The Working Party’s opinion emphasizes that even where a data controller believes it has successfully anonymized personal data, the data controller must periodically re-evaluate the risks in light of developments in re-identification techniques.  What emerges from the Working Party’s new opinion is that anonymization, like many other aspects of data protection, requires a governance structure to conduct an initial risk analysis and on-going follow-up.  For some data, the risk of less-than-perfect anonymization may be acceptable.  For sensitive data, even the smallest risk of re-identification may be a show-stopper.

For the Working Party, true anonymization is equivalent to erasing the data entirely.  This suggests that when there exists even a small residual risk of re-identification, data will be considered as continuing to fall within European data protection laws.  In practice, this means that data controllers may have to use a belt-and-suspenders approach when considering big data projects using (supposedly) anonymized data.

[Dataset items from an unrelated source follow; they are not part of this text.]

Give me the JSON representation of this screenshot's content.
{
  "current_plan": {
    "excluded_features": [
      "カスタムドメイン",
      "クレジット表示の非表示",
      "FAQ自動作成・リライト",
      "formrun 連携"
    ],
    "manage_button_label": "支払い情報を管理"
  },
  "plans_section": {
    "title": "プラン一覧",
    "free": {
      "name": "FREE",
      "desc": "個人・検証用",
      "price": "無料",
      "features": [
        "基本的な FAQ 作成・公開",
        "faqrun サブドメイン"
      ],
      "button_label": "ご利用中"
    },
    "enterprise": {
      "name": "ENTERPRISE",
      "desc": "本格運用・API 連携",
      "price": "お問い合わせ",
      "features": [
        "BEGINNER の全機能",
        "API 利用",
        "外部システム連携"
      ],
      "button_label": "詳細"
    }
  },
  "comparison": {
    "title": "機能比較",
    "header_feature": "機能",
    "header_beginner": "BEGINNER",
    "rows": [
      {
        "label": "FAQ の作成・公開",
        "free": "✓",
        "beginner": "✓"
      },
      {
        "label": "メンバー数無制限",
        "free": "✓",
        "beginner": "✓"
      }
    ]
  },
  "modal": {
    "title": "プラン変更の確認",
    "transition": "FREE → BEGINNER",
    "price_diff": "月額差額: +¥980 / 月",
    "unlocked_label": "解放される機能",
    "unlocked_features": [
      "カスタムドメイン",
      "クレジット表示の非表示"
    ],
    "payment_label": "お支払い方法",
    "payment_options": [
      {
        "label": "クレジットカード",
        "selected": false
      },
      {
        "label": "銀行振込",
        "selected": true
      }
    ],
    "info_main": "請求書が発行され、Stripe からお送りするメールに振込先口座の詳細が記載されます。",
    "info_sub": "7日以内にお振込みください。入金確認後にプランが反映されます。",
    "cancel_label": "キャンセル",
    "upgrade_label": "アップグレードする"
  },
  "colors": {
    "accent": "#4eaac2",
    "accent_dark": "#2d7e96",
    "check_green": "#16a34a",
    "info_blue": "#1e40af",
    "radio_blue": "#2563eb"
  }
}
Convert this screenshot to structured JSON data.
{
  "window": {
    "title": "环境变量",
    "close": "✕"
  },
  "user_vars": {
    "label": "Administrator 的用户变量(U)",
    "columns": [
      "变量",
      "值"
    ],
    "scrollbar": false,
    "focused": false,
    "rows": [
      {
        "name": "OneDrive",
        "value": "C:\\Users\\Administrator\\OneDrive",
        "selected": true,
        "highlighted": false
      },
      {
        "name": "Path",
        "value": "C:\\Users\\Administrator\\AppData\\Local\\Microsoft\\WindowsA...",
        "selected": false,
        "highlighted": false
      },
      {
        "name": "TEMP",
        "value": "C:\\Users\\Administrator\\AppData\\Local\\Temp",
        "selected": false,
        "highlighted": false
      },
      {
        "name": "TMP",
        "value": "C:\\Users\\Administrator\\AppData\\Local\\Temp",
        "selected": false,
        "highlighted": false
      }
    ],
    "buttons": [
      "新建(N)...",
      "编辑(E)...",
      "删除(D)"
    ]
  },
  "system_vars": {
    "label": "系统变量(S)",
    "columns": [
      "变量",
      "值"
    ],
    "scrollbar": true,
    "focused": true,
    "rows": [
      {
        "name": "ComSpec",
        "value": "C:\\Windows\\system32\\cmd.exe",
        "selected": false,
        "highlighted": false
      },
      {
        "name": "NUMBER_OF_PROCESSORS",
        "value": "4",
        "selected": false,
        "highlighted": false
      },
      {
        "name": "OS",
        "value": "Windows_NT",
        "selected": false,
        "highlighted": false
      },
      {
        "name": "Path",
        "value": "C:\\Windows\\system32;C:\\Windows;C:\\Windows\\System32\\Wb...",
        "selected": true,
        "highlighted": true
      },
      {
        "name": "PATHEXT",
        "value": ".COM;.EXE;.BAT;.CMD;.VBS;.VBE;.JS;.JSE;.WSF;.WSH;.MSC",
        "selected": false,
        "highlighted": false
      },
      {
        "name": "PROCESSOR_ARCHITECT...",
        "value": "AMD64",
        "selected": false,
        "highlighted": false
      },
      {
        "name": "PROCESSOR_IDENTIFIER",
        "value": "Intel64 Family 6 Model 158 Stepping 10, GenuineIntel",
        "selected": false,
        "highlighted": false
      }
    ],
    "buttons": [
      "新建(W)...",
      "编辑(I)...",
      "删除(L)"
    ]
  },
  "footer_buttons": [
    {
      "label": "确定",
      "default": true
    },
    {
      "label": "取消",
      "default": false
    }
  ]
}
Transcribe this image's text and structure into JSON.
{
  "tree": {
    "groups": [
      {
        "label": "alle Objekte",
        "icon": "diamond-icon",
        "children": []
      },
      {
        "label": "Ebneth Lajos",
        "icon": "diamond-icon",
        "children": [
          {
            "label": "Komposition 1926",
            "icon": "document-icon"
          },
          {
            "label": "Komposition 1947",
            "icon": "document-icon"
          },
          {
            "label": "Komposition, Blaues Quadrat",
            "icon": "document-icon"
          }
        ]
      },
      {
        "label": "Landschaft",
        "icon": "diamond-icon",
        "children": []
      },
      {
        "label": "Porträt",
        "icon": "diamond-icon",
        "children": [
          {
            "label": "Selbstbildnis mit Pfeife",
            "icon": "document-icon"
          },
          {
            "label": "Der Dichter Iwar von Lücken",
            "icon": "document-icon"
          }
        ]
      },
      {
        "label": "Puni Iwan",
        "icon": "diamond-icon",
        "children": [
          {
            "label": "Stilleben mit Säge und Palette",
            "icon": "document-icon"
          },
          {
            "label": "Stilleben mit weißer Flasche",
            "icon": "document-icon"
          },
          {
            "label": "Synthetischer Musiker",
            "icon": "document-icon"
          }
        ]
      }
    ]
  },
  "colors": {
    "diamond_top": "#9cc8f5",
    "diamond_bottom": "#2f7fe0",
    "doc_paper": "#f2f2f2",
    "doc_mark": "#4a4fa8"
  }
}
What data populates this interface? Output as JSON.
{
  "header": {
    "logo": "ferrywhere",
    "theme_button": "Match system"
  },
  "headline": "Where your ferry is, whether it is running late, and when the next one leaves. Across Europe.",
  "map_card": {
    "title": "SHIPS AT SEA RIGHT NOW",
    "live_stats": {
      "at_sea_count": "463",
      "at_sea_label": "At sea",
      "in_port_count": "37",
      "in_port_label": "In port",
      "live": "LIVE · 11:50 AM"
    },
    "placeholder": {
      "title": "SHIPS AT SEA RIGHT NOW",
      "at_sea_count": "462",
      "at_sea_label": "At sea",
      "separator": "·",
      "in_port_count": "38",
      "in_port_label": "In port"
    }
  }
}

To meet the Working Party’s standard, data controllers may wish to have the anonymization technique used for the project first reviewed by a committee including a data scientist independent from the project team.  Second, depending on the risk score given by the independent committee, the data controller should put safeguards into place as if the data were not completely anonymized.  These safeguards may involve limiting access to the data set and ensuring that bulk copies of the “anonymous” data set are not made.

This approach would permit the data controller to argue first that the data are sufficiently anonymous and therefore do not fall within the scope of European data protection rules, and second to show that even if the data were not totally anonymized, the data controller put into place reasonable back-up safeguards to limit risks.